Le emissioni delle navi contribuiscono ogni anno a 60mila decessi su scala globale

Gli impatti, concentrati sulle regioni costiere, spiegati dal Sistema nazionale per la protezione dell’ambiente

[17 Febbraio 2020]

Le emissioni derivanti dal traffico navale influenzano in modo significativo la qualità dell’aria delle aree marine e delle zone costiere. Le navi emettono infatti gli inquinanti tipici dei processi di combustione quali CO2, SO2, NOx, CO, COV e particolato primario. Il contributo delle navi alle emissioni globali di NOx e SO2 è stato stimato rispettivamente in circa il 15% e 5-8%, (Eyring et al., 2005 e 2010). Le emissioni complessive di PM10 dal settore del trasporto marittimo sono state stimate da Yan et al. (2014) pari a 1.4 Tg y-1 per il 2010 comparabili alle emissioni su strada (1,5 Tg y-1). Le emissioni causate dal trasporto marittimo internazionale sono stimate a circa 2- 3 punti percentuali delle emissioni globali di gas a effetto serra, una percentuale superiore a quella delle emissioni di qualunque Stato dell’UE. L’impatto delle emissioni derivanti dalle navi sulla salute umana contribuisce a circa 60.000 decessi annuali su scala globale con impatti concentrati sulle regioni costiere (Corbett et al., 2007). Si stima nei prossimi 30 anni un aumento dei trasporti navali ed un conseguente aumento delle emissioni di gas serra, inquinanti gassosi e particolato e dell’impatto del settore sulla qualità dell’aria e sulla salute.

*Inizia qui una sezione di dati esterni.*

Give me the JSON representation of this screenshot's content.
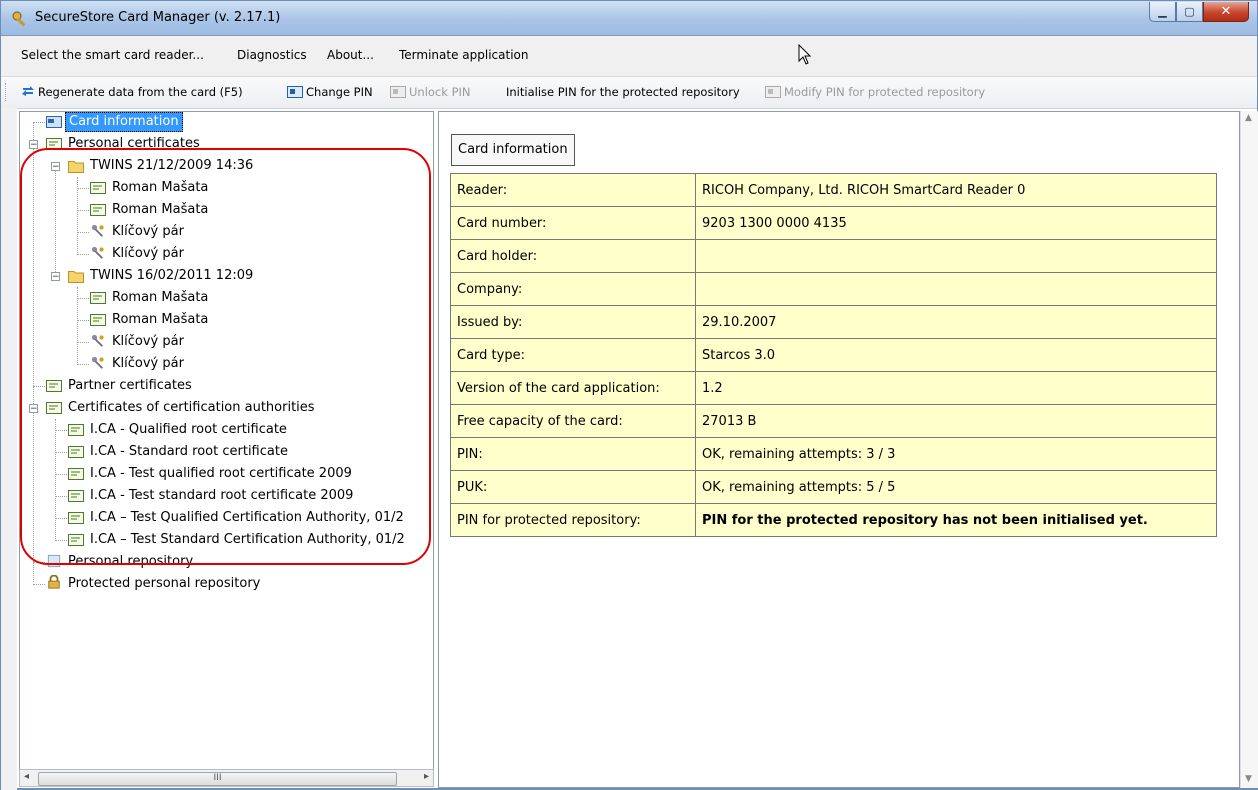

A partire dal 2005, secondo l’allegato VI del protocollo MARPOL 1997 (Regolamento dell’organizzazione marittima internazionale (IMO)), alcune regioni hanno fissato aree a controllo delle emissioni (ECAs). In queste aree è stata applicata una progressiva riduzione del contenuto di zolfo nei combustibili navali. Secondo il Regolamento IMO, nelle aree ECA, il tenore di zolfo deve essere pari a 0,1% (m/m), mentre nelle aree non-ECAs il contenuto deve essere 3,5% (m/m) prima del 2020 e del 0,5% (m/m) dopo il 2020. Inoltre, dal 1 gennaio 2010, la Direttiva 2005/33/CE impone a tutte le navi ormeggiate o ancorate nei porti europei di utilizzare combustibili con un tenore di zolfo inferiore a 0,1% in peso.

Il lavoro, presentato nelle giornate studio “La caratterizzazione chimica del Particolato Atmosferico”, svolte a Palermo il 16 e 17 aprile 2019 e pubblicato sul Bollettino degli Esperti Ambientali, raccoglie i dati della letteratura più recenti relativamente agli effetti sulle emissioni dal settore navale, con particolare riferimento al particolato fine (PM10 e PM2,5), a seguito dell’introduzione di combustibili a basso tenore di zolfo al fine di valutarne l’impatto sulla qualità dell’aria e sulla salute in zone costiere. La sostituzione di oli combustibili pesanti con carburanti a basso contenuto di zolfo comporta una forte riduzione delle emissioni di SO2, di particolato (PM), di composti organici e di metalli. Tuttavia, alcuni studi hanno evidenziato che l’uso di combustibili a basso tenore di zolfo può comportare emissioni di PM costituite principalmente da piccole particelle (<100 nm) e con un contenuto più elevato di carbonio elementare.

Nel lavoro è anche riportato il contributo del settore navale sulle emissioni nella Regione Siciliana e le conseguenti misure previste nel Piano di Tutela della Qualita’ dell’Aria, approvato con Deliberazione della Giunta Regionale n. 268 del 18 luglio 2018, per la riduzione delle emissioni NOx e PM10 dalle navi nelle fasi di stazionamento nei porti presenti nelle zone dove sono stati registrati superamenti dei valori limite fissati dalla Direttiva 2008/50/CE.